La confirmación del origen irregular del sospechoso desató una ola de indignación nacional y justificó las denuncias de la Administración Trump sobre la vulnerabilidad frontera, forzando al Servicio de Inmigración y Control de Aduanas (ICE) a colocar de inmediato una orden de detención migratoria para asegurar su inmediata comparecencia ante la justicia federal.

La investigación criminal expuso la total ineficacia de las políticas migratorias de las administraciones demócratas del pasado, revelando que el terrorista mexicano estuvo blindado durante más de una década gracias al programa DACA. Alvarez ingresó originalmente a los Estados Unidos cuando era un niño mediante una visa de turista B2 que expiró en diciembre de 2001, evadiendo los controles de las agencias de seguridad para permanecer de forma clandestina en el territorio nacional.
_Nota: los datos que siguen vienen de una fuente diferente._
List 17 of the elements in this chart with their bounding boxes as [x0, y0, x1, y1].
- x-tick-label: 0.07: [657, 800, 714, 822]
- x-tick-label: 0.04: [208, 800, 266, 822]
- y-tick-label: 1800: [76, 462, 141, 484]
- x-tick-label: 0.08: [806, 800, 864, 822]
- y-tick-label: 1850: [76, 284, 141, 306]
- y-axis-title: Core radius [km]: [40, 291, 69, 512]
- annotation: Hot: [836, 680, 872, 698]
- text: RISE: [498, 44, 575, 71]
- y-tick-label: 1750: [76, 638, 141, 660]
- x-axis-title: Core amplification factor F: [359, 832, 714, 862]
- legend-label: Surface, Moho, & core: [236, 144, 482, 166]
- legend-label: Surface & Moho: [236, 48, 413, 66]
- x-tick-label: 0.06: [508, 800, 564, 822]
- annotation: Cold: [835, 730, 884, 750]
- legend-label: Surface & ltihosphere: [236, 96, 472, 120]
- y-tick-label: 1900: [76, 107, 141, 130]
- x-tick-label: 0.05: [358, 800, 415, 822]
Increíblemente, en el año 2014, el gobierno de Barack Obama le otorgó estatus de protección temporal.
Los documentos judiciales formalizados por el Departamento de Justicia (DOJ) describen un macabro plan de asalto militarizado estructurado en tres fases de ejecución, diseñado de forma explícita para causar el mayor nivel de letalidad posible entre los asistentes a la Casa Blanca. El complot iniciaba con la detonación de drones cargados de explosivos de alta potencia sobre el ala norte del complejo gubernamental para sembrar el pánico y forzar una evacuación masiva desordenada de las familias y autoridades.
El FBI logró descifrar las conversaciones secretas de la organización y arrestó de manera fulminante a Alvarez en Omaha, Nebraska, donde utilizaba el alias de “Shepherd” (Pastor) para comandar las células operativas compuestas por al menos 23 conspiradores. La red terrorista se había gestado el pasado mes de marzo a través de un canal de la plataforma TikTok denominado “Vanguard of the Old”, un espacio virtual donde los implicados compartían un violento adoctrinamiento de izquierda, teorías conspirativas sobre los archivos de Jeffrey Epstein y un profundo odio antisemita.
La oportuna intervención de las agencias de inteligencia se concretó cuatro días antes de la fecha fijada para la masacre, gracias a que la madre de uno de los jóvenes cómplices en Ohio alertó a la policía tras descubrir arsenales de municiones en su vivienda. El director del FBI, Kash Patel, confirmó que la amenaza fue totalmente neutralizada el 10 de junio gracias a un impecable operativo multiestatal que derivó en la captura de los cinco principales líderes criminales en estados como California, Missouri y Ohio.
La Fiscalía General del Estado ratificó que los cinco imputados federales enfrentan penas de cadena perpetua sin derecho a fianza, además de multas que ascienden a los 250.000 dólares por el cargo de conspiración para cometer asesinato. La primera audiencia preliminar en los tribunales quedó pautada para el próximo 29 de junio, un proceso judicial que la opinión pública conservadora exige que se lleve a cabo bajo los más estrictos parámetros de severidad penal.